7. Call out optional actions with button info.

Another class you might use for your buttons is btn-info. Just add this class after btn and btn-block then check your site in the browser. Use the example in the btn-primary example for reference.

The button will now be a lighter shade of blue. Developers can use this class to help call attention to other actions users can take. This a great class to use on less important buttons, but other actions a user might be interested in taking.

8. Warn your users of a dangerous action.

The final important button class to know is btn-danger. This class lets users know the button does a destructive action. This might be canceling an account to deleting something from the site. When the btn-danger class is added to your button, the button will be red when the code is run.

9. Use Bootstrap Grid to put elements side by side.

Want to put your elements into rows? Bootstrap uses a grid system that makes it easy for developers to do this just by using a Bootstrap class. This is often added to a div element and can customize the element's relative width.

Below is an illustration that shows what a 12-column Bootstrap grid layout looks like. So what do these abbreviations mean in the illustration? First, there is col-md.

12 column Bootstrap grid layout

This is the class that is being used. Col is the abbreviation for column. Md is short for medium. Md is used for the screen size.

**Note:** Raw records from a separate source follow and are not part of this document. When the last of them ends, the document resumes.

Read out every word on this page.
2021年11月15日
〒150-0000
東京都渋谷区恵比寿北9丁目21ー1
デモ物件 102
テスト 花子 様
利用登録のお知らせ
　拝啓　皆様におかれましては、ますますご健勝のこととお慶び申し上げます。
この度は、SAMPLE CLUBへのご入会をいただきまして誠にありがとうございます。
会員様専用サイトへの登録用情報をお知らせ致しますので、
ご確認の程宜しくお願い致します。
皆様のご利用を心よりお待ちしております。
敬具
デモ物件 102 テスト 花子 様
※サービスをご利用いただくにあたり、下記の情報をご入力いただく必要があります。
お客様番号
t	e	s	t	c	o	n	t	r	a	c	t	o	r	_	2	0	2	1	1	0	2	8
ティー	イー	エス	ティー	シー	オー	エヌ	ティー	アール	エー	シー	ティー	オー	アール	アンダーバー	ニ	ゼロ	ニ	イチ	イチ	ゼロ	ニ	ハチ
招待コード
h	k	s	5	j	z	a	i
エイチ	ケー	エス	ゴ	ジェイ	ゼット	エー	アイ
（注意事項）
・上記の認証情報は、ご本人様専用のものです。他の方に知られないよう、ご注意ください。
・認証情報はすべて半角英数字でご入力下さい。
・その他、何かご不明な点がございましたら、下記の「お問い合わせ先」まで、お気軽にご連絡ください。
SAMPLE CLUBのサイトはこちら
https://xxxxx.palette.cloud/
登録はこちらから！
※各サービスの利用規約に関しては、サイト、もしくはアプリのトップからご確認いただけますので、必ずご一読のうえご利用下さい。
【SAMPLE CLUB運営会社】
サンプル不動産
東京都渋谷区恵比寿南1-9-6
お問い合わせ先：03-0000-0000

So the md would help adjust the width for a medium-sized screen while an xs would adjust for a smaller screen size. After the md, you would put a number. When computers read this code, the number lets them know how many columns wide the element needs to be.

For example, let's say I want to make a button 3 columns wide for a laptop computer. I would give the button class "col-md-3". This lets the computer know the button will take up 3 columns.

Try this on your cat photo app with "col-xs-4". When you run your code, the buttons will be smaller, taking only 3 columns for each button. The last important Bootstrap class I'm covering today is row.

When you give a class row, all your elements will be lined up in a row. Do this with your buttons and they will side by side.

Time to stop for today!

Congratulations! You completed the first 10 Bootstrap lessons in the freeCodeCamp Bootstrap course. We covered some of the important fundamental skills of Bootstrap.

You learned how to add it to a website and how the Bootstrap grid system works. You learned how Bootstrap classes work and how to use them to make buttons for a website. Feel free to take a look at my pen for this project below and play with the window size to see how this affects the site elements.

Now that you know a little bit of Bootstrap, take some time to practice these new skills on your own and build some projects. Tomorrow, we will be back to Bootstrap. This time I'll show you how Bootstrap can be used to replace CSS. I also show you how to use Font Awesome icons for our buttons and give some style to the form in the Cat Photo App.